Lojistas do ZAPE vão enviar abaixo-assinado ao Governo

 jun25

Pelo menos 70 proprietários de estabelecimentos comerciais na Zona do ZAPE consideram que “o Governo subestimou o impacto económico do encerramento dos casinos-satélite”, pelo que vão submeter um abaixo-assinado ao Executivo a pedir ajuda. Segundo dizem, a situação provocará uma crise sem precedentes nas últimas duas décadas

 

VÍTOR REBELO

 

Os comerciantes da zona do ZAPE, onde se situam casinos-satélite que irão encerrar até ao final deste ano, efectuaram uma reunião que contou com a participação de mais de 20 lojistas.

Os proprietários dos estabelecimentos estão preocupados com o impacto que aquela decisão poderá provocar no ambiente dos negócios circundantes, por isso, tencionam pedir ao Governo uma nova avaliação. Para além disso, os lojistas instam as respectivas operadoras de jogo a assumir as responsabilidades sociais, pretendendo que “suspendam o fecho dos casinos-satélite para dar vida ao comércio da zona”, conforme referiram durante a reunião.

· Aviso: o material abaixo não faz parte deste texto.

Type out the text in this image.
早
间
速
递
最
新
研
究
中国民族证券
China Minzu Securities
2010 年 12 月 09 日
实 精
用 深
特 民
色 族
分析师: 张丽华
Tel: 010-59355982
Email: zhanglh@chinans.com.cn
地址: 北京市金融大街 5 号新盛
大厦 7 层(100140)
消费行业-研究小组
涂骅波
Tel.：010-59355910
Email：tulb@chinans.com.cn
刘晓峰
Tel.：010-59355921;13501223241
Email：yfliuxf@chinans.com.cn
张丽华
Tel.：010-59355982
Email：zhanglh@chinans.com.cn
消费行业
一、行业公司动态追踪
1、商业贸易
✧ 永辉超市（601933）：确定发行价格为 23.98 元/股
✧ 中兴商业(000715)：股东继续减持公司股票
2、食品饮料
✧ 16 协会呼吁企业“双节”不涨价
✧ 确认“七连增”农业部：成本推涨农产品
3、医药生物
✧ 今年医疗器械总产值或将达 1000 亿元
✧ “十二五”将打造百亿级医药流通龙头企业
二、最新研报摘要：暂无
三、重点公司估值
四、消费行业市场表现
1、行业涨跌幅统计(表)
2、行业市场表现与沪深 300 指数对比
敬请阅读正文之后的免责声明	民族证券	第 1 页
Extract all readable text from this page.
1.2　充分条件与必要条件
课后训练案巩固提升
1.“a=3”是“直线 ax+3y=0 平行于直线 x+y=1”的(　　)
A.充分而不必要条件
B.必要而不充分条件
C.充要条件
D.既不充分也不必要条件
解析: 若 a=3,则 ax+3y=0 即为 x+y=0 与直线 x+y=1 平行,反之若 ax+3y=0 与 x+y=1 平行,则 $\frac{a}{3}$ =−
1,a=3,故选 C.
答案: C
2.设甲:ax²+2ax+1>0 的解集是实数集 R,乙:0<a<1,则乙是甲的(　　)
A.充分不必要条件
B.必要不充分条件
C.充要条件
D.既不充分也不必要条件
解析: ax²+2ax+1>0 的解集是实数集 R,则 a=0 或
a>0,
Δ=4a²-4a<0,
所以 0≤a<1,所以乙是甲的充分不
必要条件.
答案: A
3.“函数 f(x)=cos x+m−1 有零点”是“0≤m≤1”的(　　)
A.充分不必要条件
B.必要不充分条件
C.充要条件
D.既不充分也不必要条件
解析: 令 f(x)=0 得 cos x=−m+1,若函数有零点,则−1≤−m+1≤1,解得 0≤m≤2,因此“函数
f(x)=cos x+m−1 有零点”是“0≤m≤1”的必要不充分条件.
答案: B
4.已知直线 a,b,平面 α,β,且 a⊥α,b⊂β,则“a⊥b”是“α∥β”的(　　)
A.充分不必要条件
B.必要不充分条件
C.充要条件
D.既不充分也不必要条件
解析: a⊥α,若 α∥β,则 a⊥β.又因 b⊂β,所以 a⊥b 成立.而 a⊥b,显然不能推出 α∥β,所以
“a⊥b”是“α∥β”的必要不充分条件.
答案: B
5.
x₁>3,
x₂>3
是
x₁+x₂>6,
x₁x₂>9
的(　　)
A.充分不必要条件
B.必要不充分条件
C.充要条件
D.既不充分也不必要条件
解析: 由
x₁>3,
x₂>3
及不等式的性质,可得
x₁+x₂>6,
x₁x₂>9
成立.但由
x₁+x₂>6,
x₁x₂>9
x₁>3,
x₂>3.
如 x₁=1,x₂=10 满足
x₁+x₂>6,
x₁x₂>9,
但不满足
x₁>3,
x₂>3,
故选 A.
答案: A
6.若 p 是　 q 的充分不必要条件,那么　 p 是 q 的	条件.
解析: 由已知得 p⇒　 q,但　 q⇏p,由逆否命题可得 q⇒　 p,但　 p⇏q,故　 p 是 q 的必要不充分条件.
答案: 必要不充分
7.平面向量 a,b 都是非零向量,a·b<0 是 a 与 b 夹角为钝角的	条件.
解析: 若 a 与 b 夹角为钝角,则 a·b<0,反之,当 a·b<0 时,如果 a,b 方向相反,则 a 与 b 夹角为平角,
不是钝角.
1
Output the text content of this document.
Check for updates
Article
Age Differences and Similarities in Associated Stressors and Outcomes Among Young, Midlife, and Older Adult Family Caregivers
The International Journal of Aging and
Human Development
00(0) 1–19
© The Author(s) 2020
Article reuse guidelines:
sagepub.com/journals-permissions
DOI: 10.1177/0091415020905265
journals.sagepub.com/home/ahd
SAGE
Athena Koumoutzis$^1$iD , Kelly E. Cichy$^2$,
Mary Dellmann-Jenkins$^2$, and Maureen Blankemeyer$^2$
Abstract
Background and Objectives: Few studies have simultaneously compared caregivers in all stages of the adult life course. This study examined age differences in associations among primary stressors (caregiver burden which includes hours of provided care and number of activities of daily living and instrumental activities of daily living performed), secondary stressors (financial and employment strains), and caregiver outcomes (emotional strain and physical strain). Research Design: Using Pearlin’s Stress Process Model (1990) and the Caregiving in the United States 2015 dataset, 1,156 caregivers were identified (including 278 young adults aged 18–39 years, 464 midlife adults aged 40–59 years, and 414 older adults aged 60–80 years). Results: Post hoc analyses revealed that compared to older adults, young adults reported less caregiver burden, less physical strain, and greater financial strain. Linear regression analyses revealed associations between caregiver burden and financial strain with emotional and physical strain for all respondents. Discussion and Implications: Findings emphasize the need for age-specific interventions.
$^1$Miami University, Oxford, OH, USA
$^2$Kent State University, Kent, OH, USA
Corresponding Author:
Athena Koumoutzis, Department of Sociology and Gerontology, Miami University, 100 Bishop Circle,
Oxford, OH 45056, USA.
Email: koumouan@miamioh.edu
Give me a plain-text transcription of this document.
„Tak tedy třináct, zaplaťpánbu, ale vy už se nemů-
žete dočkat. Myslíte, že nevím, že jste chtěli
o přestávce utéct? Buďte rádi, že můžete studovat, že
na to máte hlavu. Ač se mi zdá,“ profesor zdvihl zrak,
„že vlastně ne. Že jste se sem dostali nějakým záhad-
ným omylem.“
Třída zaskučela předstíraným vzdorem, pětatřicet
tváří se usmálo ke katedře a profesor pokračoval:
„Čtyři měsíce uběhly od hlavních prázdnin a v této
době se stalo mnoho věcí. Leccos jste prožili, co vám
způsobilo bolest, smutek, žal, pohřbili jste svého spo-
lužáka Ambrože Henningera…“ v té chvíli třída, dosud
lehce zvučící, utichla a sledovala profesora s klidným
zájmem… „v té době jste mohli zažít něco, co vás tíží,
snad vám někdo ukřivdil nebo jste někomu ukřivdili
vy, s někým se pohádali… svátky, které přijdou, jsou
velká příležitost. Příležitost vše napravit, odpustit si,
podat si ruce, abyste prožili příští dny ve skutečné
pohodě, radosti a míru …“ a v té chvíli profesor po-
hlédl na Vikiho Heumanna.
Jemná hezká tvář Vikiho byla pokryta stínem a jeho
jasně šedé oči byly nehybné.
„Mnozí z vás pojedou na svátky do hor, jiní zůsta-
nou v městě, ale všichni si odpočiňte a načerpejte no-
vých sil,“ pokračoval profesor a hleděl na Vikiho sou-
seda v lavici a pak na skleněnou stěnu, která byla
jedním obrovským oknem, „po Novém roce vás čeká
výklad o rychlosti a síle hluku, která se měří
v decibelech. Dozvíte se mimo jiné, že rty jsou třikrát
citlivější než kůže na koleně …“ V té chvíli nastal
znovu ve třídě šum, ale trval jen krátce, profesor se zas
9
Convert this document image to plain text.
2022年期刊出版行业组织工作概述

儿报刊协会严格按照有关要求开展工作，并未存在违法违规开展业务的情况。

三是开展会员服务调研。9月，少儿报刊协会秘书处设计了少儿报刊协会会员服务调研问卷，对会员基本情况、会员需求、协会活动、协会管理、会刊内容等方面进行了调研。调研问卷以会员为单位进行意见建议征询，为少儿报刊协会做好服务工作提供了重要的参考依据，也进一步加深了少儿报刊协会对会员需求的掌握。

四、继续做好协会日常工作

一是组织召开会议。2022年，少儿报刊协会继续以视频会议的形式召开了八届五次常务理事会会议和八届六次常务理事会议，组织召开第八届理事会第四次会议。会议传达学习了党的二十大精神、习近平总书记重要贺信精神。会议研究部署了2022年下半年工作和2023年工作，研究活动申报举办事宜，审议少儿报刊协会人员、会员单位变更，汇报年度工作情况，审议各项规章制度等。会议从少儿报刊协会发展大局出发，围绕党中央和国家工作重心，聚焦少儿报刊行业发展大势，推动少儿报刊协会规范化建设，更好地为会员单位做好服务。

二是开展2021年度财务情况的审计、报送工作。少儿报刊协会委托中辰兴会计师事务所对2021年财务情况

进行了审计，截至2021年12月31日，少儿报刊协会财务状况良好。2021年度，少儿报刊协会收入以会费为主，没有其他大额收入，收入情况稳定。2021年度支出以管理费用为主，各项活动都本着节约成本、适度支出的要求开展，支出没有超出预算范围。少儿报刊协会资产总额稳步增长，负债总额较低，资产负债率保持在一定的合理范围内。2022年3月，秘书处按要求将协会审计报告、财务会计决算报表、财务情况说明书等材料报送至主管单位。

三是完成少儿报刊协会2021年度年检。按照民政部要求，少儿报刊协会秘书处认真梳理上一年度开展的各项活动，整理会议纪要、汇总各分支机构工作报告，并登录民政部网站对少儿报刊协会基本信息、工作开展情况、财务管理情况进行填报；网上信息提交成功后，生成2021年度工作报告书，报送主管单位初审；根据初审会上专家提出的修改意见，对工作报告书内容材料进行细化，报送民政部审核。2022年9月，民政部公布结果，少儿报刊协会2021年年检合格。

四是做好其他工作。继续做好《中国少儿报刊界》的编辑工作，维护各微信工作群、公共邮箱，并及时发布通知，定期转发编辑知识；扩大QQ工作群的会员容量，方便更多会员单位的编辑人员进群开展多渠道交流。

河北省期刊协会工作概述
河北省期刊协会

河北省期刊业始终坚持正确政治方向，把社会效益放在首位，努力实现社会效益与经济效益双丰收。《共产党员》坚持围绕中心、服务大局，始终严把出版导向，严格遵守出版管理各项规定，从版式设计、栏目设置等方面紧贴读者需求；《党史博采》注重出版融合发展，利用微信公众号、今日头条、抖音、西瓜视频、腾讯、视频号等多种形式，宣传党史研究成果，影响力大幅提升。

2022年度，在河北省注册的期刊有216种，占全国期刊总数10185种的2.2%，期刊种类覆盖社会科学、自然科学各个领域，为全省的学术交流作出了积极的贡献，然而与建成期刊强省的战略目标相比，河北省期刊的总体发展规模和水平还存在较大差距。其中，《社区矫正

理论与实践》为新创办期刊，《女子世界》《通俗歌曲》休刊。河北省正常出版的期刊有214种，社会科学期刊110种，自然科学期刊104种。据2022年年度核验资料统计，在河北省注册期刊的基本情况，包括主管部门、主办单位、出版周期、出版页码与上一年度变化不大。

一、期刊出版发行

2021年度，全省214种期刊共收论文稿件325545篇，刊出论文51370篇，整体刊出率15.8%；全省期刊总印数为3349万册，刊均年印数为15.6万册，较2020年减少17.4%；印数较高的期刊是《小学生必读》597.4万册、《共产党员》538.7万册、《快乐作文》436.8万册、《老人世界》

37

Segundo revelaram, até ontem mais de 70 comerciantes deixaram a sua rubrica num abaixo-assinado que será entregue ao Executivo, com o objectivo de pedir ajuda.

Sobre a questão, os responsáveis das lojas apontaram que “o Governo subestimou o impacto económico do encerramento dos casinos-satélite”, alertando que esta situação provocará uma crise sem precedentes nos últimos 20 anos.

Pelo menos nove casinos-satélite deverão cessar actividade até 31 de Dezembro, após o termo do período de transição de três anos concedido pelos acordos celebrados entre os operadores das salas de jogo e as concessionárias ao abrigo das quais operavam. Entre eles encontram-se o Grandview, Fortuna, Casa Real, Ponte 16, Royal Arc, Kam Pek, Landmark, Legend Palace e Waldo.

Contudo, dois casinos-satélite poderão ser “absorvidos”, por intenção da SJM, que pretende adquirir a propriedade dos hotéis onde se localizam os casinos Ponte 16 e Le Royal Arc. Quanto aos funcionários, o Governo já veio exigir às operadoras de jogo que assegurem os postos de trabalho.

Depois de ter sido anunciada a decisão das operadoras de jogo, o Governo minimizou o impacto económico do encerramento destes espaços, mas tem vindo a dizer que vai lançar medidas de apoio aos estabelecimentos comerciais nas imediações dos casinos-satélite, como pacotes de cupões e a instalação de pontos de check-in de propriedade intelectual.

 

Sugerida criação de zona de turismo muçulmano

Enquanto isto, a zona do ZAPE é apontada pelo subdirector do Centro da Política da Sabedoria Colectiva, dos “Kaifong”, como um local propício à divulgação do turismo muçulmano. Choi Seng Hon sugere que o Governo transforme aquela área num espaço para atrair turistas de grande poder de consumo do Médio Oriente e do Sudeste Asiático.

O responsável afirmou que Macau, “apesar de ter como objectivo a transformação num centro mundial de turismo e lazer, encontra-se relativamente atrasado em disponibilizar instalações destinadas a turistas muçulmanos, por isso não têm conseguido atrair fontes de visitantes de alta qualidade”.

Neste sentido, e com base na revitalização da economia do ZAPE, insta as autoridades a tomarem diversas medidas, com vista a atrair o consumo de turistas muçulmanos. Em específico, propõe a transformação das lojas da zona em restaurantes, supermercados, ou lojas culturais e criativas vocacionadas para este segmento de visitantes.

Além disso, sugere a realização regular de festivais de gastronomia halal no ZAPE, o reforço da campanha online e a formação de residentes para atenderem, com boa qualidade de serviço, os turistas deste mercado.